Deny yourself, pick up your cross and follow me. Dare to experience it all and see it all with honest eyes. Did you feel the hand on your back from your friend comforting you as you tore out water logged carpet from your home? Did you deny yourself the pleasure of your own comfort and serve the broken hearted? Did you see the love in your neighbor eyes for you as you hurt losing your sons pictures or your late husbands belongings? Did you see differently? I hope I am.
When Jesus tells us to deny ourselves, one way to hear it today is that he dares us to give up our way of seeing. Where is God here in our helplessness? Where not? Did we see God in first responders? Did we see God in people on boats rescuing families from neighborhoods? Did we see God in the chaplain who hugged the nurses who were scared for their children out there? Did we see God in the prayer circles, the hugs, the outstretched hands, the church showing up to demo your home, or the loads of musty laundry the neighbor is doing for everyone? Did we see God in the tears cried or the laughter shared in friends homes while we waited out the flood? Pick up our cross and see that somehow even the grief of Jesus cross opens space to see God is still there.
Be heartbroken, grieve, be stunned into silence, and feel the sadness of the flood. Let Gods love come seeking you there in your brokenness, not just in your victories. Gods love can find you, even when you feel so broken and grief stricken.

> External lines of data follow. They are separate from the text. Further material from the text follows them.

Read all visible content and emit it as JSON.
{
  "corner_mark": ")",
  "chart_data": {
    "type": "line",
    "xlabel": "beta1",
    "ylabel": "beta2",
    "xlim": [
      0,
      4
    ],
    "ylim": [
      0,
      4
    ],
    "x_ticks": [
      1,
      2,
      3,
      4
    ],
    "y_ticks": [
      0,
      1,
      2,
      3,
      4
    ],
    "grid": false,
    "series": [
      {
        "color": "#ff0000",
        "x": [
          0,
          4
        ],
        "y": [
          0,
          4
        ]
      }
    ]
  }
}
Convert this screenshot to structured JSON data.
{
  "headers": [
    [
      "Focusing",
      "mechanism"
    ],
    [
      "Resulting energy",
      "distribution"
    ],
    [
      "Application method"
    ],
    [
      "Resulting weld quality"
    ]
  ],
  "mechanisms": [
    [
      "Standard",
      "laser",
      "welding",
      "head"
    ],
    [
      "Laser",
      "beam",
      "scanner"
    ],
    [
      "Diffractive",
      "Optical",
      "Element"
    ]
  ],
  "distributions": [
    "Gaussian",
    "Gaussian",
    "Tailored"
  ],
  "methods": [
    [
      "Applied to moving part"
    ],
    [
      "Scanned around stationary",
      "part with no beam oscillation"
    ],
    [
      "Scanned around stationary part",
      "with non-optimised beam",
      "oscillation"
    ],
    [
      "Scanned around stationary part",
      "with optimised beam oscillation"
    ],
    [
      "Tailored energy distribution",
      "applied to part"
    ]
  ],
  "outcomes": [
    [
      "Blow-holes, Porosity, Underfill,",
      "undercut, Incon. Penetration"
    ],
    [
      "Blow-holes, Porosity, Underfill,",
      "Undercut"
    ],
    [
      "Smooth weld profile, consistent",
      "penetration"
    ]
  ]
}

I don’t always know how, I struggle sometimes to see it, and I don’t understand sometimes, but we still are challenged to pick up the cross of trusting Gods love will go with us.
Yes, Jesus challenge to deny ourselves, pick up our cross and follow me means a lot of things. But this week, it means being willing to see that we are never separated from Gods love in Christ, whether in death or life, joy or grief, sorrow or relief, height or depth, baking sun or whelming flood. God is here. God is here in the hands, the feet, the ears, and the heart that surrounds us. God is here and speaking through it all. And regardless of how high the flood waters, I have to grieve and trust that God does not recede when the waters rise or rise when the waters recede. I am called to bear that cross, be heartbroken, and be still.